Major new equality laws under threat from new government

18 June 2010 by

The Equality Act 2010 may be a quiet addition to the Coalition Government’s repealing agenda as the Government Equality Office (GEO) withdraws the timetable for its implementation.

According to Out-law.com, a spokesperson from the GEO said “An announcement on scheduling for implementation of the Equality Act will be made in due course” and also confirmed that the new Government is not bound by the timetable set by its predecessor.

The Equality Act 2010 was passed into law on in the dying days of the New Labour government despite opposition of from the Pope, who complained that it would run contrary to “natural law” due to its likely effect on Catholic adoption agencies. The Conservatives may have more luck, however, in thwarting the Act’s implementation and in particular three aspects of it which they are opposed to.

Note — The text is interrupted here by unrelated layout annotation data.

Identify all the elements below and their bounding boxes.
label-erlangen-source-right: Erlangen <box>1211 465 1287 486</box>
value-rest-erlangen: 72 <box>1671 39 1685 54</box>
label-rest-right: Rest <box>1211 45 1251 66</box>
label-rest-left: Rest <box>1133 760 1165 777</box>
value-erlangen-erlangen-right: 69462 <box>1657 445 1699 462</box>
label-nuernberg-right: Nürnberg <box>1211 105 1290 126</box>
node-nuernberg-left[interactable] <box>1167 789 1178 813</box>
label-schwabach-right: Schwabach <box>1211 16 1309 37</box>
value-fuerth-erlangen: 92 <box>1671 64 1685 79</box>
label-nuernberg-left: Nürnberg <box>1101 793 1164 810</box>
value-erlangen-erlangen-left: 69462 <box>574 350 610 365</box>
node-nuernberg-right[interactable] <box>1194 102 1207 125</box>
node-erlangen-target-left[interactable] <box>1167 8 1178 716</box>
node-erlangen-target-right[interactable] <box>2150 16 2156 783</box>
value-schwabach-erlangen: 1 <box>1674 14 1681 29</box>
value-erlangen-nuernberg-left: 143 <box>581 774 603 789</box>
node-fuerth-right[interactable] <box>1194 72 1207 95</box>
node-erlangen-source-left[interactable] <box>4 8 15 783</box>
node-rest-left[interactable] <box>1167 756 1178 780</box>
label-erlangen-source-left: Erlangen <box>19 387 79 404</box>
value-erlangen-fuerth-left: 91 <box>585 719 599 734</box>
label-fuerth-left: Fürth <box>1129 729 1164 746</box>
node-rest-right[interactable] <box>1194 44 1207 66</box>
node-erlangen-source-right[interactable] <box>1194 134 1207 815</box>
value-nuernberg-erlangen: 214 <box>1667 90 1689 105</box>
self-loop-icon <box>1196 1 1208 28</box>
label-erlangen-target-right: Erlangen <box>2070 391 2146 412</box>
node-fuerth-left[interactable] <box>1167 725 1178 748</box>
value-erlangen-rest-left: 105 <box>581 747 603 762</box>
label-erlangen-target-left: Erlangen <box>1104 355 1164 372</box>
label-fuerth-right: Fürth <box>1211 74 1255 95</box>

Some of the main provisions were supposed to come into force in October, but this now appears to have been put on hold. The original timetable can be accessed here.

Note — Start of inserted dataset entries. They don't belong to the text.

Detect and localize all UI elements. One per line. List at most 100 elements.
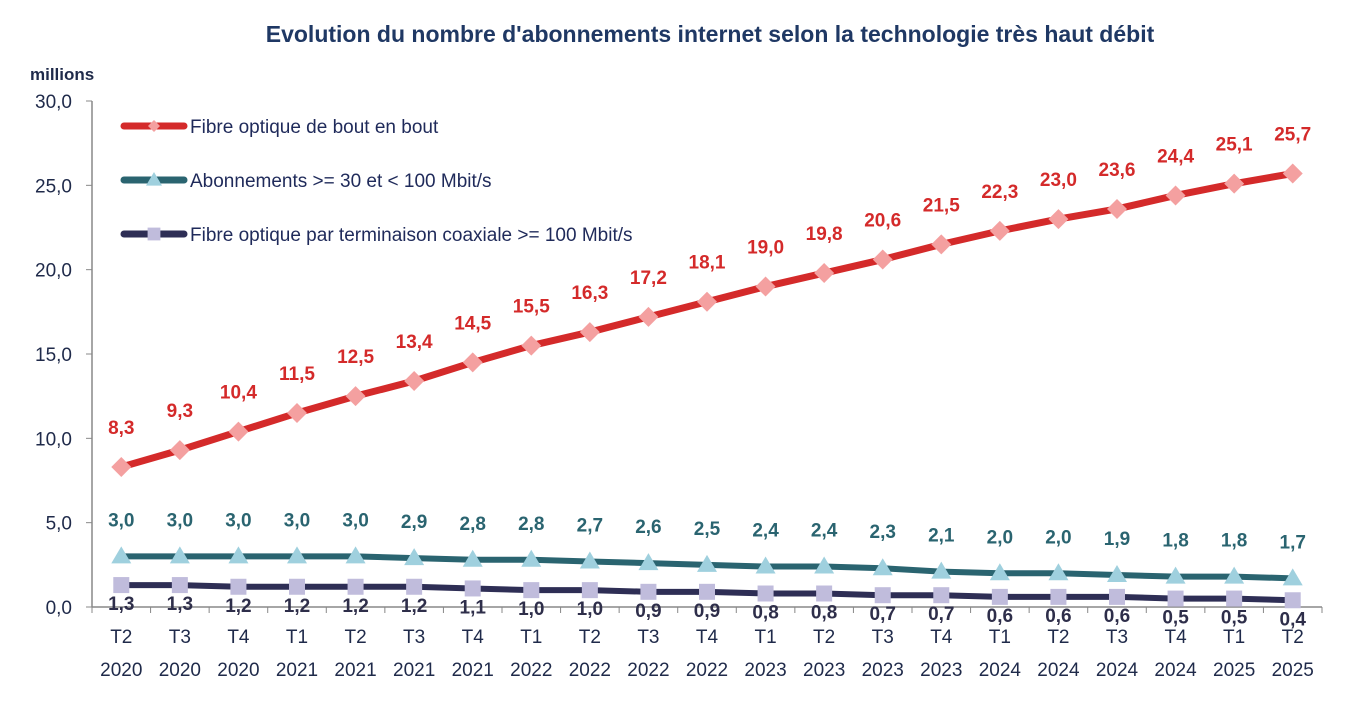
y-axis-label: millions: [30, 65, 94, 84]
data-label: 3,0: [342, 510, 368, 531]
data-label: 25,1: [1216, 135, 1253, 156]
series-2: 1,3 1,3 1,2 1,2 1,2 1,2 1,1 1,0 1,0 0,9 0,9 0,8 0,8 0…: [108, 577, 1306, 630]
data-point-square: [523, 582, 540, 599]
data-label: 2,9: [401, 512, 427, 533]
x-tick-label-quarter: T2: [813, 627, 835, 648]
data-point-square: [816, 585, 833, 602]
x-tick-label-quarter: T1: [1223, 627, 1245, 648]
data-label: 0,8: [752, 603, 778, 624]
data-point-square: [1226, 590, 1243, 607]
data-point-triangle: [404, 548, 425, 566]
data-label: 2,5: [694, 519, 721, 540]
x-tick-label-year: 2024: [1096, 660, 1139, 681]
x-tick-label-year: 2021: [276, 660, 318, 681]
data-point-triangle: [228, 546, 249, 564]
data-label: 1,2: [342, 596, 368, 617]
data-point-diamond: [1224, 173, 1245, 194]
data-label: 19,0: [747, 238, 784, 259]
y-tick-label: 15,0: [35, 345, 72, 366]
data-point-diamond: [521, 335, 542, 356]
data-label: 2,0: [987, 527, 1013, 548]
y-tick-label: 20,0: [35, 261, 72, 282]
x-tick-label-quarter: T4: [227, 627, 250, 648]
data-point-diamond: [931, 234, 952, 255]
data-point-triangle: [872, 558, 893, 576]
data-point-triangle: [462, 549, 483, 567]
data-label: 14,5: [454, 313, 491, 334]
data-label: 20,6: [864, 211, 901, 232]
data-point-diamond: [345, 386, 366, 407]
data-label: 0,9: [694, 601, 720, 622]
data-label: 15,5: [513, 297, 550, 318]
data-label: 1,9: [1104, 529, 1130, 550]
data-label: 2,3: [870, 522, 896, 543]
legend-item-2: Fibre optique par terminaison coaxiale >…: [120, 225, 633, 246]
data-point-diamond: [872, 249, 893, 270]
x-tick-label-year: 2020: [217, 660, 259, 681]
x-tick-label-quarter: T2: [1047, 627, 1069, 648]
y-tick-label: 0,0: [46, 598, 72, 619]
x-tick-label-quarter: T2: [110, 627, 132, 648]
data-point-diamond: [1282, 163, 1303, 184]
data-point-square: [1167, 590, 1184, 607]
data-label: 0,6: [1104, 606, 1130, 627]
data-label: 24,4: [1157, 146, 1194, 167]
x-tick-label-year: 2024: [1154, 660, 1197, 681]
data-label: 1,0: [518, 599, 544, 620]
legend-item-0: Fibre optique de bout en bout: [120, 117, 439, 138]
data-point-triangle: [1048, 563, 1069, 581]
data-label: 21,5: [923, 195, 960, 216]
data-label: 0,8: [811, 603, 837, 624]
data-point-triangle: [638, 553, 659, 571]
x-tick-label-quarter: T3: [637, 627, 659, 648]
data-point-diamond: [1165, 185, 1186, 206]
data-point-triangle: [287, 546, 307, 564]
x-tick-label-year: 2021: [452, 660, 494, 681]
x-tick-label-quarter: T2: [579, 627, 601, 648]
data-label: 2,4: [811, 521, 838, 542]
data-label: 23,6: [1099, 160, 1136, 181]
data-label: 23,0: [1040, 170, 1077, 191]
data-point-diamond: [1048, 209, 1069, 230]
data-point-square: [171, 577, 188, 594]
series-0: 8,3 9,3 10,4 11,5 12,5 13,4 14,5 15,5 16,3 17,2 18…: [108, 125, 1311, 478]
data-point-diamond: [462, 352, 483, 373]
data-point-square: [113, 577, 130, 594]
data-point-triangle: [1165, 566, 1186, 584]
y-tick-label: 30,0: [35, 92, 72, 113]
data-label: 0,7: [928, 604, 954, 625]
data-point-square: [699, 583, 715, 600]
data-label: 1,2: [225, 596, 251, 617]
x-tick-label-year: 2022: [686, 660, 728, 681]
data-label: 2,8: [460, 514, 486, 535]
x-tick-label-quarter: T1: [754, 627, 776, 648]
data-point-diamond: [404, 370, 425, 391]
data-point-square: [1050, 588, 1067, 605]
data-point-triangle: [111, 546, 132, 564]
data-label: 2,1: [928, 526, 955, 547]
data-label: 11,5: [279, 364, 315, 385]
data-label: 3,0: [284, 510, 310, 531]
data-point-triangle: [697, 554, 717, 572]
x-tick-label-year: 2023: [744, 660, 786, 681]
data-point-triangle: [931, 561, 952, 579]
data-label: 0,6: [987, 606, 1013, 627]
data-point-diamond: [989, 220, 1010, 241]
data-point-triangle: [1224, 566, 1245, 584]
data-point-diamond: [579, 322, 600, 343]
x-tick-label-year: 2021: [393, 660, 435, 681]
data-point-diamond: [697, 291, 717, 312]
x-tick-label-quarter: T3: [872, 627, 894, 648]
x-tick-label-year: 2023: [803, 660, 845, 681]
data-label: 1,8: [1221, 531, 1247, 552]
data-point-triangle: [169, 546, 190, 564]
x-tick-label-year: 2024: [1037, 660, 1080, 681]
data-point-square: [289, 578, 305, 595]
x-tick-label-year: 2024: [979, 660, 1022, 681]
data-point-diamond: [148, 120, 160, 132]
data-point-triangle: [814, 556, 835, 574]
data-label: 1,2: [401, 596, 427, 617]
data-label: 22,3: [981, 182, 1018, 203]
data-label: 8,3: [108, 418, 134, 439]
data-point-square: [147, 227, 161, 241]
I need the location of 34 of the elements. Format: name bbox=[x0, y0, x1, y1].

As Out-law.com reports, the larger Coalition partner was opposed pre-election to three aspects of the Act:

  1. Positive discrimination when hiring: A provision that when hiring, companies could discriminate in favour of people from under-represented groups such as women, ethnic minorities or disabled people, but only if candidates were equally well qualified.
  2. Compulsory Equal pay reporting: A requirement that companies report the gap between the amount they pay women and the amount they pay men. In their manifesto the Conservatives said that they would only force equal pay audits on any company “who loses an employment tribunal case on grounds of gender pay discrimination.”
  3. Soci0-economic resource allocation: A provision forcing public authorities to take socio-economic factors into account when allocating their resources.

This is not to say that the Act will be repealed entirely. Rather, the Conservatives are likely to fulfil their pre-election pledges, probably simply by delaying implementation of the less favoured sections of the Act indefinitely.

Equality is at least to some extent on the new government’s agenda, although the clear focus in terms of business and jobs is to support and create rather than to hinder employers with expensive new laws.

The Conservatives pledged in the equalities section of their manifesto to “take action to close the gender pay gap, get more women onto boards of public companies and set up mentoring schemes for female and ethnic minority entrepreneurs to help them succeed in business.” This was reflected in the Equalities section of the Program for Government, where the parties pledged to “promote equal pay and take a range of measures to end discrimination in the workplace.” Nick Clegg, however, said last year that he considered the Autumn 2010 timetable for implementation may delay the economic recovery.

The Equality Act 2010 received royal assent on 8 April 2010. Its aim was to consolidate what until now has been a messy jigsaw of 116 pieces of legislation, and further harmonise UK law with the four key EU Equal Treatment Directives.

The prospects for the Act, or at least certain sections of it, is now in doubt. More importantly, it is also unclear how the balancing act between the coalition partners will ultimately affect equality reform in the coming five years.